Aber auch andere reale Figuren wie Ehmke oder Schmitt bleiben irgendwie genau so fremd wie man sie aus dem Fernsehen kennt - öffentliche Personen, denen man aber persönlich nicht näher kommt, die man als Mensch nicht wirklich kennenlernt. Die Darstellung dieser Personen im Buch beschränken weitgehend auf einige wenige Klischees, die man auch als typisch für sie schon kennt. Da gibt es einfach nichts Neues.

Dann die Darstellung des WG-Lebens anno '72. Das ist schon ganz gut umrissen mit all den Diskussionen, etc. Aber auch hier hatte ich wohl einfach ein bisschen mehr erwartet. Mehr Details, ein tieferer Einstieg,... Es bleibt mir alles ein wenig zu sehr in Klischees stecken, bleibt oberflächlich.

Trotzdem: die Figuren der Kneipenwirtin und der Jungjournalistin haben mir sehr gut gefallen. Sie waren so lebendig gezeichnet, dass man mit ihnen miterleben konnte, dass man sich einfühlen konnte. Die Logopädin hätte auch so sein können. Aber in dieser Figur kamen so viele Ideen der Autorin zusammen, dass keine so auserzählt wurde, wie ich es mir gewünscht hätte. Das fand ich sehr schade.
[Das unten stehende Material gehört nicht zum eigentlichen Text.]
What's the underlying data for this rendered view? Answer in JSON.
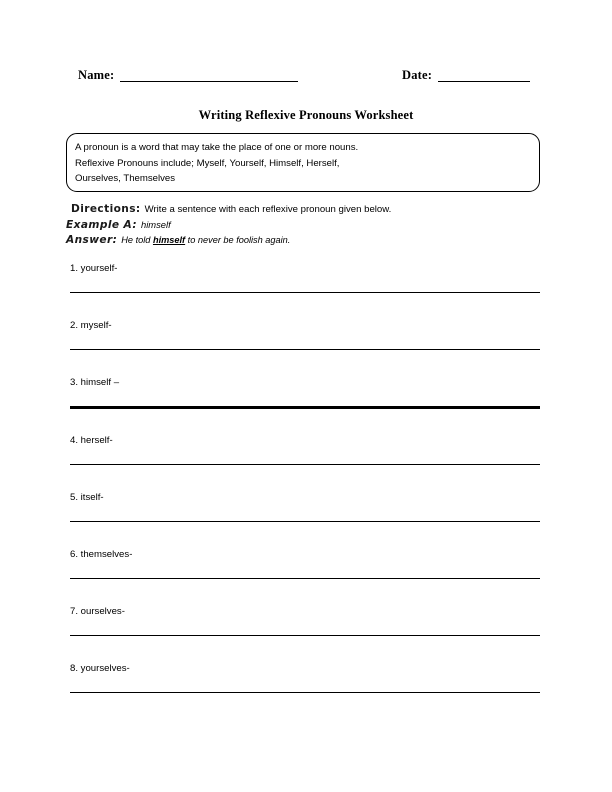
{
  "page": {
    "background": "#ffffff",
    "ink": "#000000"
  },
  "header": {
    "name_label": "Name:",
    "name_value": "",
    "date_label": "Date:",
    "date_value": ""
  },
  "title": "Writing Reflexive Pronouns Worksheet",
  "definition_box": {
    "lines": [
      "A pronoun is a word that may take the place of one or more nouns.",
      "Reflexive Pronouns include; Myself, Yourself, Himself, Herself,",
      "Ourselves, Themselves"
    ]
  },
  "directions": {
    "directions_label": "Directions:",
    "directions_text": "Write a sentence with each reflexive pronoun given below.",
    "example_label": "Example A:",
    "example_text": "himself",
    "answer_label": "Answer:",
    "answer_prefix": "He told ",
    "answer_keyword": "himself",
    "answer_suffix": " to never be foolish again."
  },
  "questions": [
    {
      "number": "1.",
      "prompt": "1. yourself-",
      "line_weight": "thin"
    },
    {
      "number": "2.",
      "prompt": "2. myself-",
      "line_weight": "thin"
    },
    {
      "number": "3.",
      "prompt": "3. himself –",
      "line_weight": "thick"
    },
    {
      "number": "4.",
      "prompt": "4. herself-",
      "line_weight": "thin"
    },
    {
      "number": "5.",
      "prompt": "5. itself-",
      "line_weight": "thin"
    },
    {
      "number": "6.",
      "prompt": "6. themselves-",
      "line_weight": "thin"
    },
    {
      "number": "7.",
      "prompt": "7. ourselves-",
      "line_weight": "thin"
    },
    {
      "number": "8.",
      "prompt": "8. yourselves-",
      "line_weight": "thin"
    }
  ]
}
Und nochmal trotzdem: ich hab das Buch gern gelesen, es las sich locker weg und hat mir einiges an Erinnerung an diese Zeit gebracht. Daher trotz der Kritik eindeutig ein Lesevergnügen!

[note2-]
Staunt euch die Augen aus dem Kopf, lebt, als würdet ihr in zehn Sekunden tot umfallen. Bereist die Welt. Sie ist fantastischer als jeder Traum, der in einer Fabrik hergestellt wird.
Ray Bradbury (1920 - 2012)

Inge78

Vielleicht ist mir die Zeit einfach fremder und deshalb war so Vieles neu für mich und vielleicht fehlte mir deshalb diese Tiefe nicht
Ich habe auch über die Politiker neues erfahren. Und mehr Politiker wäre auch mehr "Roman" gewesen, weil Brigitte Glaser dann hätte noch mehr Unterhaltung erfinden müssen

Aber gut, dass es Dir auch gefallen hat

Words are, in my not-so-humble opinion, our most inexhaustible source of magic. Capable of both inflicting injury, and remedying it - Albus Dumbledore

Im finst´ren Förenwald, da wohnt ein greiser Meister. Er ficht gar furchtlos kalt sogar noch feiste Geister.
(aus "ES" von Stephen King)

Fiktion ist wie ein Spinnennetz, das, auch wenn nur vielleicht ganz leicht, an allen vier Ecke des Lebens befestigt ist.
- Virginia Woolf

Christiane

Ja, genau das hab ich mir auch schon gedacht. Ich hab '72 ja doch schon das ein oder andere mitbekommen. Vor allem auch, weil durch meine 10 Jahre ältere Schwester daheim immer diskutiert wurde.
Für  meinen Geschmack hätte das Buch gern 'mehr Roman' sein dürfen - also einfach noch einiges an Seiten mehr  :->.
Staunt euch die Augen aus dem Kopf, lebt, als würdet ihr in zehn Sekunden tot umfallen. Bereist die Welt. Sie ist fantastischer als jeder Traum, der in einer Fabrik hergestellt wird.